Krishna Bhaavin

Jun 11, 2021

4 min read


Photo by Jay Castor from Unsplash

Realistically speaking, the spiritual path is a confusing path to walk, always teeming with conflicting ideas. With the many contradictory philosophies amongst the spiritual organisations themselves, what does an innocent seeker do? How does he identify the truth?

Gautam Buddha proclaims that life is suffering while an Epicurus claims that life is joy. A Gandhi insists upon simplicity and an Osho upholds abundance. Bhakti traditions profess that God is everything while Neitzsche declares that God is dead. An Eckhart Tolle finds the ‘present moment’ ultimate while a Heidegger exhorts to orient to the ‘future’.

A Vivekananda speaks in favour of having an enlightened Guru while a Krishnamurti calls out the whole Guru business. Yogic traditions say that spiritual practices are everything while the Advaitic tradition asks one to go beyond practices.

How does a seeker navigate his way through this intellectual quagmire? What does he endeavour to internalise? It is quite a predicament to decide who is right and who is not.


In my three decades of exposure to the self-help and spiritual world, I myself have gone through a lot of confusions. And they troubled me big-time. They boggled my mind. Some of them still do. However the bigger confusions have given way to clarity. And let me tell you that this breakthrough didn’t come from finding out the truth. It came from knowing my own innate wiring.

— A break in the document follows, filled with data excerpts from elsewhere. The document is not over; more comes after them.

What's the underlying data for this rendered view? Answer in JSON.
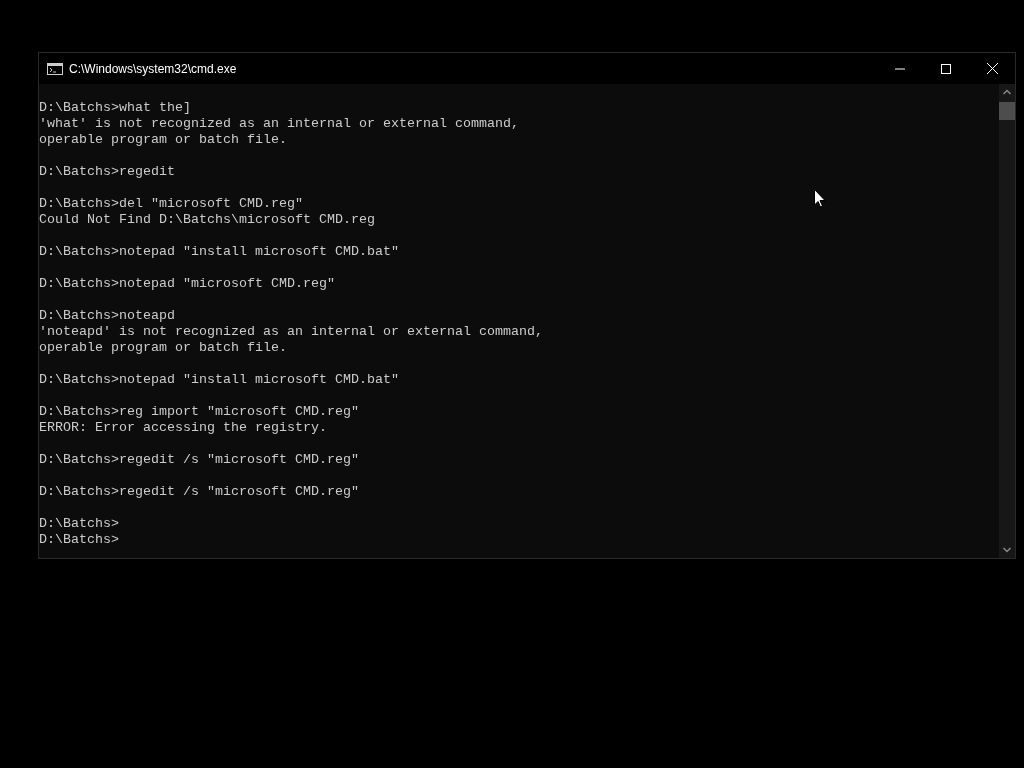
{
  "window": {
    "title": "C:\\Windows\\system32\\cmd.exe"
  },
  "console": {
    "blocks": [
      [
        "D:\\Batchs>what the]",
        "'what' is not recognized as an internal or external command,",
        "operable program or batch file."
      ],
      [
        "D:\\Batchs>regedit"
      ],
      [
        "D:\\Batchs>del \"microsoft CMD.reg\"",
        "Could Not Find D:\\Batchs\\microsoft CMD.reg"
      ],
      [
        "D:\\Batchs>notepad \"install microsoft CMD.bat\""
      ],
      [
        "D:\\Batchs>notepad \"microsoft CMD.reg\""
      ],
      [
        "D:\\Batchs>noteapd",
        "'noteapd' is not recognized as an internal or external command,",
        "operable program or batch file."
      ],
      [
        "D:\\Batchs>notepad \"install microsoft CMD.bat\""
      ],
      [
        "D:\\Batchs>reg import \"microsoft CMD.reg\"",
        "ERROR: Error accessing the registry."
      ],
      [
        "D:\\Batchs>regedit /s \"microsoft CMD.reg\""
      ],
      [
        "D:\\Batchs>regedit /s \"microsoft CMD.reg\""
      ],
      [
        "D:\\Batchs>",
        "D:\\Batchs>"
      ]
    ]
  }
}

Choosing one’s path is easier if one divides the spiritual schools into two broad categories that have existed side by side for quite some time now — Muni Parampara (Ascetic Tradition) vs Rishi Parampara (Full-Spectrum Tradition).


This tradition believes in a relatively simpler (or simplistic) version of spirituality. Here are some of its guiding principles:

  • Inner quest is the only worthwhile quest.
  • Sense organs are a source of disturbance.
  • Desires and goals are obstructions to self-realisation.
  • Peace of Mind is supreme and emotions are afflictions.
  • Relationships are entanglements.
  • Simple Living is highly important.
  • The soul is the real deal.
  • Enlightenment is the be-all and end-all.
  • Siddhis are an obstacle to enlightenment.
  • Social Activism is sophisticated re-activity .
  • Detached Witnessing is the ultimate key.

Contrast this (point-against-point) with the Full-Spectrum Tradition which is more complex to understand and implement.


  • Inner quest is the real wealth, but it is incomplete without manifesting the richness in the outer world.
  • Sense organs can be a source of delight if the primary rooting is in the soul.
  • Desires and goals facilitate the play of life.
  • Emotions are energies meant to be harnessed rather than condemned.
  • Relationships are a source of joy and growth.
  • Prosperity is more delightful than simplicity.
  • A high quality body helps build divine consciousness.
  • Enlightenment is a useful tool to build a wonderful society.
  • Siddhis remind you of the divine in you.
  • Social Activism completes your spirituality.
  • Full-blown participation in life is the real fun.

One can also choose to classify these schools as Yoga vs Tantra. The former is like being a solo flutist while the latter is like playing an orchestra.


A seeker should ask himself honestly as to which of these two orientations comes naturally to him. And then go with the grain without further ado. There is no need for him to delve into the other tradition and confuse himself, specially when he is not rooted in his own. I can understand that each of us is also a mix of the two, however one of the two would be more predominant. Initially in your journey, it is also okay to belong to the former in some areas of life and to the latter in other areas.

Through the process of life, I have realised that I largely belong to the second category and also that I need to honour those who belong to the first. Though the two are often diametrically opposite, I no longer create a conflict between the two, the way I do not create a conflict between day and night.

That said, I do personally feel that the second is qualitatively richer than the second. It is a more wholesome solution for the society and the world. It can bring back the Golden Age and lead one to multi-dimensional mastery. With my students, it is one of my endeavours in life to help them see the value in the full-spectrum tradition.

However, there will always be as many paths as there are people in the world. There is no ‘single’ one-size-fits-all truth. All truth is subjective and contextual. And all truths are thankfully mutually supportive.

Coming to our own ‘subjective’ truth leads to huge relief and gives us an anchor. Use the pointers I shared to know ‘your’ spiritual type. And once you choose your waters, a deep dive is all it takes to locate the pearls in the ocean and delight in them.